Japan is also resolute in its Japaneseness. Of all the wealthy, industrialized nations, it stands out as the most bizarre and impenetrable. I understand Japan about as well as I understand the significance of the Higgs-Boson. But its sheer difference and refusal to adapt its culture to suit the rest of the world makes it more interesting.

Another question that kept surfacing regarding Psy was: “Isn’t he B-class?” Aside from the obvious question - What kind of pop music is ‘A-class?’ - there is a kind of attraction in something a little bit cheeky or rough around the edges. Are we all not a mixture of A- and B-class tastes, if we are honest?

When I look at tourist literature promoting Korea, everything looks rather sanitized and A-class - come and see this pansori show or visit this traditional folk village. I won’t deny the value of such things, but a little edginess and unpredictability mixed in would make Korea seem a lot more human and, indeed, attractive. Then there is Arirang TV, which presents Korea as a kind of earthly paradise in which nothing bad ever happens. The trouble is, this vision isn’t believable.

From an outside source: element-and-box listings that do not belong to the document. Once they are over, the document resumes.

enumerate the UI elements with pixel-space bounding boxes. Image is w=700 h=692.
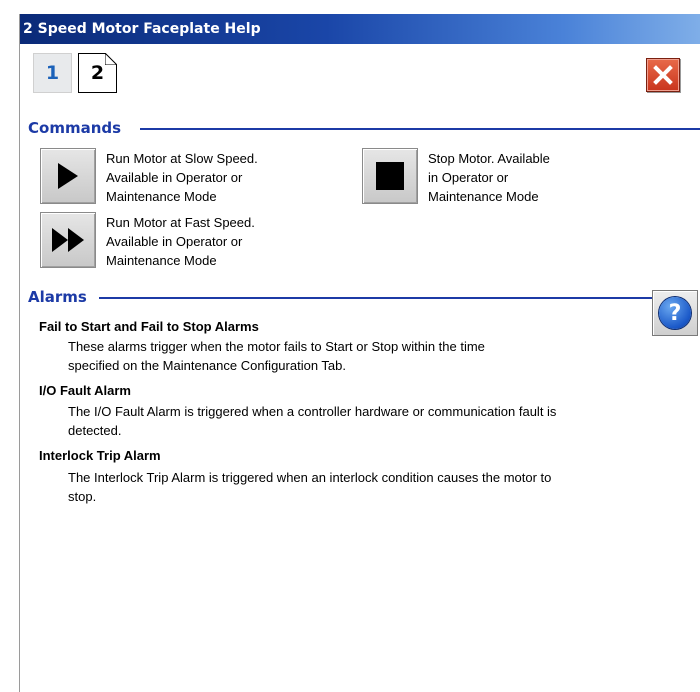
page-2-button[interactable]: 2 <box>78 53 117 93</box>
alarm-title-interlock-trip: Interlock Trip Alarm <box>39 448 161 463</box>
alarm-interlock-line-2: stop. <box>68 489 97 504</box>
run-slow-line-1: Run Motor at Slow Speed. <box>106 151 258 166</box>
alarms-divider <box>99 297 654 299</box>
run-fast-description: Run Motor at Fast Speed. Available in Op… <box>106 213 255 270</box>
page-fold-icon <box>105 53 117 65</box>
alarm-description-interlock-trip: The Interlock Trip Alarm is triggered wh… <box>68 468 678 506</box>
alarm-fail-line-1: These alarms trigger when the motor fail… <box>68 339 485 354</box>
help-glyph: ? <box>668 300 682 326</box>
title-bar: 2 Speed Motor Faceplate Help <box>20 14 700 44</box>
background-strip <box>0 0 19 692</box>
stop-description: Stop Motor. Available in Operator or Mai… <box>428 149 550 206</box>
run-slow-line-2: Available in Operator or <box>106 170 243 185</box>
close-button[interactable] <box>646 58 680 92</box>
stop-line-1: Stop Motor. Available <box>428 151 550 166</box>
alarm-interlock-line-1: The Interlock Trip Alarm is triggered wh… <box>68 470 552 485</box>
alarm-title-fail-to-start: Fail to Start and Fail to Stop Alarms <box>39 319 259 334</box>
run-fast-line-3: Maintenance Mode <box>106 253 217 268</box>
run-slow-button[interactable] <box>40 148 96 204</box>
alarms-heading: Alarms <box>28 288 87 306</box>
run-slow-line-3: Maintenance Mode <box>106 189 217 204</box>
page-1-button[interactable]: 1 <box>33 53 72 93</box>
help-icon: ? <box>659 297 691 329</box>
run-slow-description: Run Motor at Slow Speed. Available in Op… <box>106 149 258 206</box>
fast-forward-icon <box>52 228 84 252</box>
alarm-io-line-2: detected. <box>68 423 122 438</box>
page-1-label: 1 <box>45 62 60 84</box>
alarm-io-line-1: The I/O Fault Alarm is triggered when a … <box>68 404 557 419</box>
alarm-description-fail-to-start: These alarms trigger when the motor fail… <box>68 337 678 375</box>
run-fast-line-2: Available in Operator or <box>106 234 243 249</box>
alarm-title-io-fault: I/O Fault Alarm <box>39 383 131 398</box>
help-window: 2 Speed Motor Faceplate Help 1 2 Command… <box>19 14 700 692</box>
close-icon <box>653 65 673 85</box>
run-fast-line-1: Run Motor at Fast Speed. <box>106 215 255 230</box>
page-2-label: 2 <box>90 62 105 84</box>
alarms-heading-text: Alarms <box>28 288 87 306</box>
alarm-fail-line-2: specified on the Maintenance Configurati… <box>68 358 347 373</box>
run-fast-button[interactable] <box>40 212 96 268</box>
help-button[interactable]: ? <box>652 290 698 336</box>
stop-icon <box>376 162 404 190</box>
stop-button[interactable] <box>362 148 418 204</box>
commands-heading: Commands <box>28 119 121 137</box>
commands-divider <box>140 128 700 130</box>
commands-heading-text: Commands <box>28 119 122 137</box>
alarm-description-io-fault: The I/O Fault Alarm is triggered when a … <box>68 402 678 440</box>
stop-line-2: in Operator or <box>428 170 509 185</box>
play-icon <box>58 163 78 189</box>
window-title: 2 Speed Motor Faceplate Help <box>23 21 261 37</box>
stop-line-3: Maintenance Mode <box>428 189 539 204</box>
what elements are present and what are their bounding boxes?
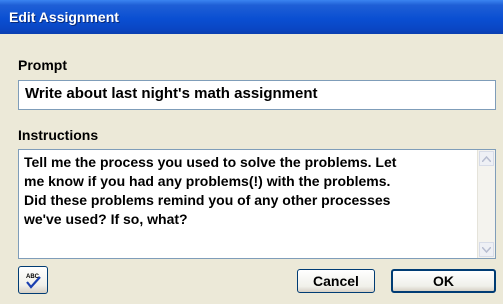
title-bar[interactable]: Edit Assignment — [0, 0, 503, 34]
instructions-scrollbar[interactable] — [477, 150, 495, 258]
ok-button[interactable]: OK — [391, 269, 496, 293]
instructions-label: Instructions — [18, 127, 99, 143]
cancel-button[interactable]: Cancel — [297, 269, 375, 293]
spellcheck-icon: ABC — [26, 274, 41, 289]
instructions-textarea[interactable]: Tell me the process you used to solve th… — [18, 149, 496, 259]
prompt-label: Prompt — [18, 57, 67, 73]
prompt-input[interactable]: Write about last night's math assignment — [18, 80, 496, 110]
scroll-up-button[interactable] — [479, 151, 494, 166]
spellcheck-button[interactable]: ABC — [18, 266, 48, 294]
scroll-down-button[interactable] — [479, 242, 494, 257]
edit-assignment-dialog: Edit Assignment Prompt Write about last … — [0, 0, 503, 304]
window-title: Edit Assignment — [9, 9, 119, 25]
chevron-down-icon — [482, 246, 491, 253]
instructions-text[interactable]: Tell me the process you used to solve th… — [24, 153, 472, 229]
chevron-up-icon — [482, 155, 491, 162]
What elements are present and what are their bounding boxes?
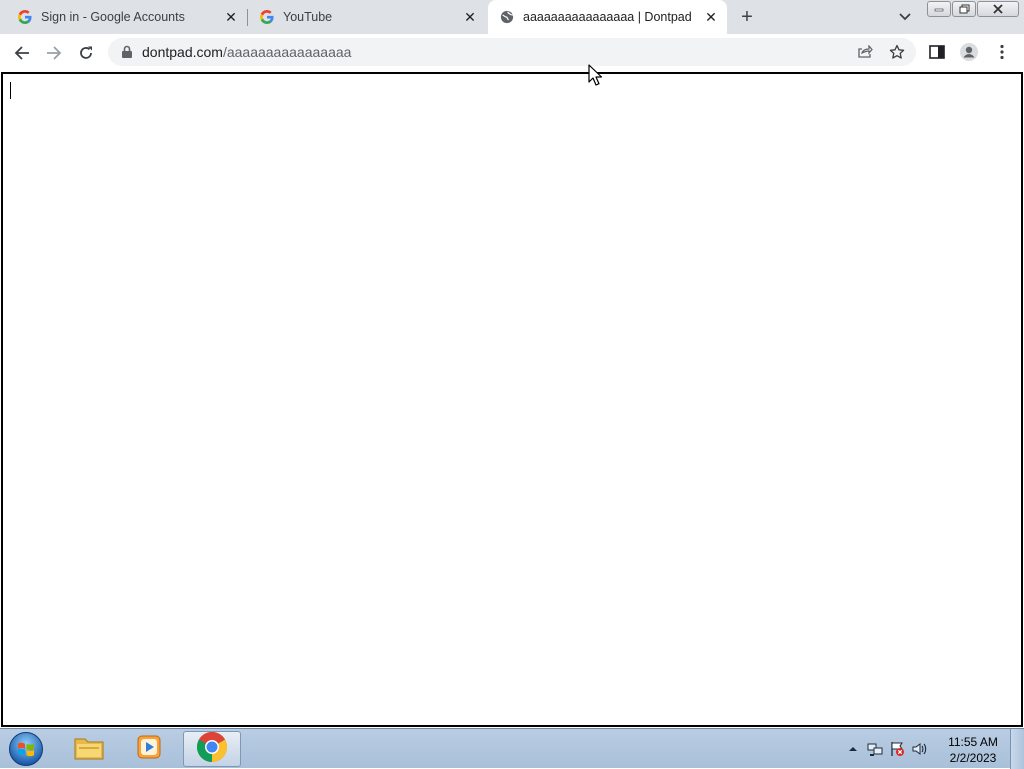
tab-search-chevron-icon[interactable] bbox=[895, 8, 915, 26]
page-viewport bbox=[0, 71, 1024, 728]
mouse-pointer-icon bbox=[588, 64, 603, 86]
tab-youtube[interactable]: YouTube ✕ bbox=[242, 0, 486, 34]
new-tab-button[interactable]: + bbox=[736, 6, 758, 28]
url-path: /aaaaaaaaaaaaaaaa bbox=[222, 44, 352, 60]
google-icon bbox=[17, 9, 33, 25]
folder-icon bbox=[73, 733, 105, 766]
menu-kebab-icon[interactable] bbox=[992, 42, 1012, 62]
system-tray bbox=[842, 729, 930, 769]
tab-title: Sign in - Google Accounts bbox=[41, 10, 185, 24]
share-icon[interactable] bbox=[856, 43, 874, 61]
tab-close-icon[interactable]: ✕ bbox=[701, 7, 721, 27]
forward-button[interactable] bbox=[40, 39, 68, 67]
globe-icon bbox=[499, 9, 515, 25]
taskbar-media-player[interactable] bbox=[120, 731, 178, 767]
side-panel-icon[interactable] bbox=[927, 42, 947, 62]
chrome-icon bbox=[196, 731, 228, 768]
show-desktop-button[interactable] bbox=[1010, 729, 1024, 769]
media-player-icon bbox=[135, 733, 163, 766]
address-bar[interactable]: dontpad.com/aaaaaaaaaaaaaaaa bbox=[108, 38, 916, 66]
url-host: dontpad.com bbox=[142, 44, 223, 60]
tab-title: YouTube bbox=[283, 10, 333, 24]
restore-button[interactable] bbox=[952, 1, 976, 17]
bookmark-star-icon[interactable] bbox=[888, 43, 906, 61]
url-text: dontpad.com/aaaaaaaaaaaaaaaa bbox=[142, 44, 351, 60]
window-controls bbox=[927, 1, 1020, 18]
tab-close-icon[interactable]: ✕ bbox=[221, 7, 241, 27]
text-caret bbox=[10, 82, 11, 99]
reload-button[interactable] bbox=[72, 39, 100, 67]
clock-time: 11:55 AM bbox=[948, 735, 998, 749]
network-icon[interactable] bbox=[867, 741, 883, 757]
taskbar-explorer[interactable] bbox=[60, 731, 118, 767]
lock-icon[interactable] bbox=[121, 45, 133, 59]
dontpad-text-area[interactable] bbox=[1, 72, 1023, 727]
show-hidden-icons-icon[interactable] bbox=[845, 741, 861, 757]
taskbar-chrome[interactable] bbox=[183, 731, 241, 767]
tab-google-sign-in[interactable]: Sign in - Google Accounts ✕ bbox=[0, 0, 247, 34]
close-window-button[interactable] bbox=[977, 1, 1019, 17]
action-center-flag-icon[interactable] bbox=[889, 741, 905, 757]
tab-dontpad[interactable]: aaaaaaaaaaaaaaaa | Dontpad ✕ bbox=[488, 0, 727, 34]
tab-strip: Sign in - Google Accounts ✕ YouTube ✕ aa… bbox=[0, 0, 1024, 34]
start-button[interactable] bbox=[6, 730, 46, 768]
tab-close-icon[interactable]: ✕ bbox=[460, 7, 480, 27]
tab-title: aaaaaaaaaaaaaaaa | Dontpad bbox=[523, 10, 692, 24]
back-button[interactable] bbox=[8, 39, 36, 67]
system-clock[interactable]: 11:55 AM 2/2/2023 bbox=[940, 734, 1006, 766]
google-icon bbox=[259, 9, 275, 25]
volume-icon[interactable] bbox=[911, 741, 927, 757]
clock-date: 2/2/2023 bbox=[949, 751, 997, 765]
minimize-button[interactable] bbox=[927, 1, 951, 17]
taskbar: 11:55 AM 2/2/2023 bbox=[0, 728, 1024, 769]
browser-toolbar: dontpad.com/aaaaaaaaaaaaaaaa bbox=[0, 34, 1024, 71]
profile-avatar-icon[interactable] bbox=[959, 42, 979, 62]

Old friends of mine who visited Korea enjoyed looking around palaces and all the other places they were “supposed” to like. But they also cherished drinking in pojangmacha (small tented restaurants on wheels), seeing graffiti and buskers in Hongdae and eating food that for some bizarre reason people assumed was “too spicy” for them to handle. And they loved Korea not because of the things that were “globalized,” adapted to Western tastes and presented in English - they loved it because of the things that weren’t.

I think that the case of Psy offers a lesson for Korea’s various tourist promotion and national branding agencies. An attractive country celebrates its uniqueness. It impresses you with its A-class and makes you laugh with its B-class. Frankly, Korea is my favorite country, but when I see it advertised as a tourist destination, I hardly recognize it.

* The author is the Seoul correspondent for The Economist.